I primi 40 anni dell’Unesco
E’ tempo di bilanci anche per l’Unesco. Ma come si prospetta il futuro per questa istituzione?
di Alessia Signorelli
40 anni, due mesi e 5 giorni. Questo il tempo trascorso da quel 16 novembre 1972, quando venne approvata e sottoscritta, a Parigi, la Convenzione sulla Protezione del Patrimonio Mondiale, culturale e naturale dell’Umanità.
Rispondendo al richiamo essenziale che è proprio dell’essere umano, e cioè quello di conservare, proteggere e tramandare ai posteri le testimonianze della propria esistenza (siti archeologici, monumenti e via discorrendo) e, per la prima volta, riconoscendo anche il ruolo basilare giocato dalla natura nella definizione culturale degli individui, l’Unesco ha voluto gettare le basi per una “educazione al patrimonio” più vasta, articolata e complessa, “responsabilizzando” gli stessi Paesi membri (articoli 4 e 5 della Convenzione) sul loro ruolo di conservatori, “curatori” e divulgatori di questo patrimonio globale e inclusivo.
Perché la memoria, per l’uomo, conta. Perché non c’è niente di più inquietante, per un essere umano, dell’idea di non poter “lasciare un segno” del proprio passaggio su questa terra, sia in grande che nel famoso proprio piccolo.
Accantonando le speculazioni pseudo-filosofiche, veniamo a qualche numero.

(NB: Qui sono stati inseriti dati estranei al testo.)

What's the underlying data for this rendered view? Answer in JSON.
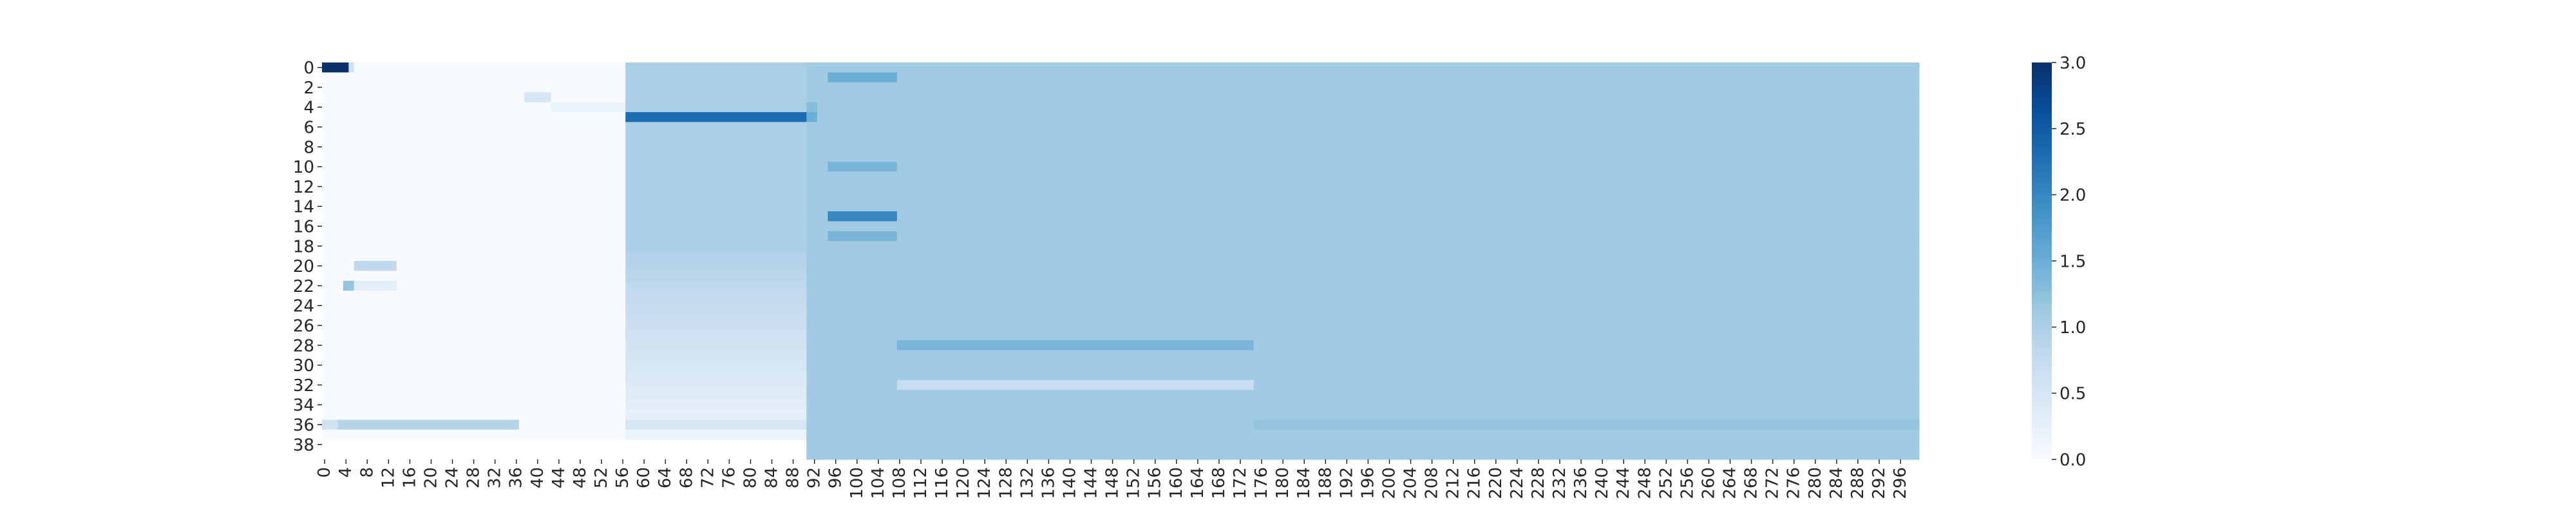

Dopo quarant’anni, i siti dichiarati patrimonio dall’Unesco sfiorano il migliaio: 745 quelli culturali, 189 quelli naturali e 29 quelli considerati “misti”(nota patriottica: i siti italiani inclusi sono 47); affiancano l’Unesco, nella sua opera, due organizzazioni non governative in particolare: l’ICOMOS (International Council on Monuments and Sites) per la parte più “culturale”; mentre, quella relativa ai siti naturali è affiadata all’ IUCN(International Union for Conservation of Nature).
I problemi, però, non mancano e sono molteplici: si va dalla distruzione di siti di importanza culturale storica a causa di conflitti e guerre(l’antico suk millenario di Aleppo, in Siria, andato praticamente perduto, e, ancora più indietro nel tempo, tornano in mente i Buddha di Bamiyan, nell’Afghanistan centrale, distrutti da un attentato nel 2001, per nominarne un paio),alle polemiche relative al modus operandi dell’Unesco per quanto riguarda la scelta dei siti da conservare, che gli sono valse le accuse di continuare a portare avanti un ragionamento conservativo di stampo prettamente occidentale – centrico, per arrivare alla mancanza di fondi, dovuta alla presa di posizione degli Stati Uniti, che, con l’ingresso della Palestina tra gli stati membri nel 2011, ha comportato la sospensione del contributo annuo versato di 80 milioni di dollari, corrispondenti ad un quarto dei finanziamenti totali.
C’è chi accusa l’Unesco di non sapere “che pesci pigliare”, di operare secondo il volere di, più o meno nascosti, burattinai politici, di interessarsi troppo dei casi altrui e, tutto sommato, irrilevanti.
In realtà, il problema reale è un altro: l’Unesco non ha alcun reale potere “sanzionatorio”, se non quello (spesso minacciato) di togliere un sito dalla lista – con una conseguente, presunta, ripercussione sull’attrattiva turistica.
Leggendo le varie polemiche più o meno roventi, alcune delle quali mostrano ruggini non vecchie, ma vecchissime, risalenti addirittura ai tempi dell’ammiraglio Nelson, si capisce che, molto probabilmente, si vuole qualcosa di più da un ente che, con tutta la buona volontà, sembra essere partito con le migliori intenzioni, aver fatto del proprio meglio per ottemperare ai propri doveri e al giuramento posto con la Convenzione, ma che, negli ultimi anni, abbia incontrato più problemi del previsto.
D’altra parte, però, visti i cambiamenti continui e repentini ai quali stiamo assistendo, allo scoppiare di conflitti in zone dalla preziosa eredità naturale e storica, dall’avanzare di una crisi vorace, che sacrifica, tra le altre, cultura ed ambiente, è lecito chiedersi se non sia tempo, per l’Unesco, di mettersi in discussione; non si tratta di essere ciechi a quarant’anni di, comunque, “successi”, ma non si può essere parimenti ciechi alla necessità di un “ripensamento” e ridimensionamento dell’Unesco, del suo ruolo e delle sue facoltà.